Oeil de paon

Importance

Maladie importante

Description

Cycloconium 06Le cycloconium, ou œil de paon, s’observe essentiellement sur feuille. Il se manifeste par des tâches circulaires de 2 à 10 mm de diamètre dont la couleur varie du brun-noirâtre au jaune orangé, à la face supérieure des feuilles.

Plus rarement, on peut observer des attaques sur le pédoncule des fruits qui se dessèche en prenant une couleur brune, ou sur les olives qui se déforment, leur croissance s’arrêtant sur les zones affectées et se poursuivant sur les parties saines.

Biologie

Le champignon se conserve sous forme de conidies sur les feuilles tombées au sol, mais surtout sur les feuilles infectées qui restent sur l’arbre, où elles peuvent conserver leur potentiel germinatif durant plusieurs mois.

La dispersion des spores se fait quasi-exclusivement par la pluie : les infections successives ont donc lieu à courte distance.

La germination du champignon a lieu :

→ En présence d’eau libre ou en condition d’atmosphère saturante,

→ Dans un intervalle de température de 9 à 25°C avec un optimum de 15 à 20°C.

Les deux époques typiques d’infection sont donc le printemps et l’automne.

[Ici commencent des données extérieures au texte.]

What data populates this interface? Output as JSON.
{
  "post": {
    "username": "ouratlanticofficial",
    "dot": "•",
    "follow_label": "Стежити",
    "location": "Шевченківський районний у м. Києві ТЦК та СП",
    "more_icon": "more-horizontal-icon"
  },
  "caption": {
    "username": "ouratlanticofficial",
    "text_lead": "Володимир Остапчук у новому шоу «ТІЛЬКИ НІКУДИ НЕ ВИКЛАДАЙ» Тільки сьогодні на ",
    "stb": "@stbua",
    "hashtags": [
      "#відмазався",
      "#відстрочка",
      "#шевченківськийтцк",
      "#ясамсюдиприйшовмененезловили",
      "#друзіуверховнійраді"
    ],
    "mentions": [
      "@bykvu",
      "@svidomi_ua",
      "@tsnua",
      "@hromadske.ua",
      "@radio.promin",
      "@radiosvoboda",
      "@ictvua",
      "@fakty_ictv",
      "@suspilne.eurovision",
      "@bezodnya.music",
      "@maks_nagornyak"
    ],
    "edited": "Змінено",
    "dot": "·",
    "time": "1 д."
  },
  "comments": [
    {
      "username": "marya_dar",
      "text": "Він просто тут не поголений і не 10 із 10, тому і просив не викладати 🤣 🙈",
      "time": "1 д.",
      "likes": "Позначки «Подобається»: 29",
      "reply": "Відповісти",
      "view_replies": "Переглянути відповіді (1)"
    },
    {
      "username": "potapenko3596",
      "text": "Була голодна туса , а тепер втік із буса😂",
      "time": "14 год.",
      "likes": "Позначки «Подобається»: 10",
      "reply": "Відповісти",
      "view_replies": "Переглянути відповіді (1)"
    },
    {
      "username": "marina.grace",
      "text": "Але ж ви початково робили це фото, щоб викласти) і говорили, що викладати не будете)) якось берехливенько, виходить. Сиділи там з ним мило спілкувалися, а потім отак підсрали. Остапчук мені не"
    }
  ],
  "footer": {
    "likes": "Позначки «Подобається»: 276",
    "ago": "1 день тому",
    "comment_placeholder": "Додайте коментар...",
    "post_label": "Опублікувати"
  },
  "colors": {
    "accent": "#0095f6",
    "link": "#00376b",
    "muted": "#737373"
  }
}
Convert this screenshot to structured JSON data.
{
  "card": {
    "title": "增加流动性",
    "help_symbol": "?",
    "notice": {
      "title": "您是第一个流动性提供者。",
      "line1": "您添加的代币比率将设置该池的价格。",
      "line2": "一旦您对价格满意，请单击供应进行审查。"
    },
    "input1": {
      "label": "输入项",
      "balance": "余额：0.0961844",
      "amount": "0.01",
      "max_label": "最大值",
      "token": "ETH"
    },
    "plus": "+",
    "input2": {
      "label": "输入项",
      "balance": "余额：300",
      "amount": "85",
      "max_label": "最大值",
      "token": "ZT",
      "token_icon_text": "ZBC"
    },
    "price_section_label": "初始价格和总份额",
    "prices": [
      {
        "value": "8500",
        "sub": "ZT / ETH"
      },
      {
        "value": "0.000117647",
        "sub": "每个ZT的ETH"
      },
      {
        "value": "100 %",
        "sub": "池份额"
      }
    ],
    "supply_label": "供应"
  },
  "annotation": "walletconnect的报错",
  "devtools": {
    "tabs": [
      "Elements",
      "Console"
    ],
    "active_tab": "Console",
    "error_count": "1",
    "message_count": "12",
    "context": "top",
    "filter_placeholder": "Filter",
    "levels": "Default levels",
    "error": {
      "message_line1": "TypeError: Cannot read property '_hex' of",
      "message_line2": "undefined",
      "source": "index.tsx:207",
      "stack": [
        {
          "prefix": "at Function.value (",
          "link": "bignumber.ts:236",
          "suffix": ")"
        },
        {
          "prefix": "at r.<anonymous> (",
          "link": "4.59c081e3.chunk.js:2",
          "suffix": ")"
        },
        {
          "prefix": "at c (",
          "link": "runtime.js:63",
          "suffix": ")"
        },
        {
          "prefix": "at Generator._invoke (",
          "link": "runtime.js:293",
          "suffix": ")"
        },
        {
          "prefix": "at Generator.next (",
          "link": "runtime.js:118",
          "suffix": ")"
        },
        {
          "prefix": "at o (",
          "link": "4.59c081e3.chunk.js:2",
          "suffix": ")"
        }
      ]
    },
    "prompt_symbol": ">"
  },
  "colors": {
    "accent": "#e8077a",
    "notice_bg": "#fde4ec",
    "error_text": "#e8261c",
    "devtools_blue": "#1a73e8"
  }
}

Après infection, il faut compter une période d’incubation de 2 à 15 semaines selon la température, l’humidité, la variété et l’âge de la feuille.

Dégâts

Les attaques de cycloconium provoquent une chute massive des feuilles entraînant un affaiblissement important des arbres et par suite un retard de maturité et une diminution de la quantité et de la qualité de l’huile.

Dans le cas d’attaques sur pédoncule, les olives sèchent, se rident et chutent prématurément, d’où une perte directe de récolte.

Estimation du risque

L’œil de paon est une maladie très répandue en France. Le seuil de tolérance est à 10 % de feuilles présentant les symptômes.

Certaines conditions de culture favorisent le développement du champignon. Le manque d’aération de l’arbre crée des conditions de confinement favorables ; de même les irrigations tardives, notamment dans les vergers enherbés.

Certaines variétés sont plus sensibles, en particulier la Tanche, l’Aglandau et le Cailletier. En prenant en compte ces conditions, on peut limiter et surveiller plus facilement l’expansion de l’œil de paon.

Stratégie de lutte

Les périodes de traitement correspondent aux principales périodes de contamination, en l’occurrence le printemps et l’automne.

Deux méthodes de lutte selon l’état du verger :

  • Traitements préventifs : au cuivre et au mancozèbe.

Appliquer les traitements avant les pluies pour éviter la dissémination des spores du champignon. Assurer une couverture continue au printemps et à l’automne. Renouveler le traitement lorsque celui-ci a été lessivé, c’est-à-dire après 20 à 50 mm d’eau au maximum selon les formulations, répartis en une seule fois ou cumulés sur plusieurs évènements pluvieux.

  • Traitements curatifs : avec le krésoxim-méthyl

Appliquer cette spécialité avant ou après les pluies, surtout s’il y a eu un déficit de traitement à la saison précédente. Effectuer deux traitements maximum avec ce produit, alterner avec du cuivre. Produit non lessivable, mais non systémique.

Le traitement de printemps est fondamental pour limiter le démarrage de l’épidémie à l’automne. De même, faire l’impasse sur les traitements d’automne peut favoriser un accroissement progressif du niveau d’inoculum, qui rendrait plus difficile le contrôle de la maladie l’année suivante.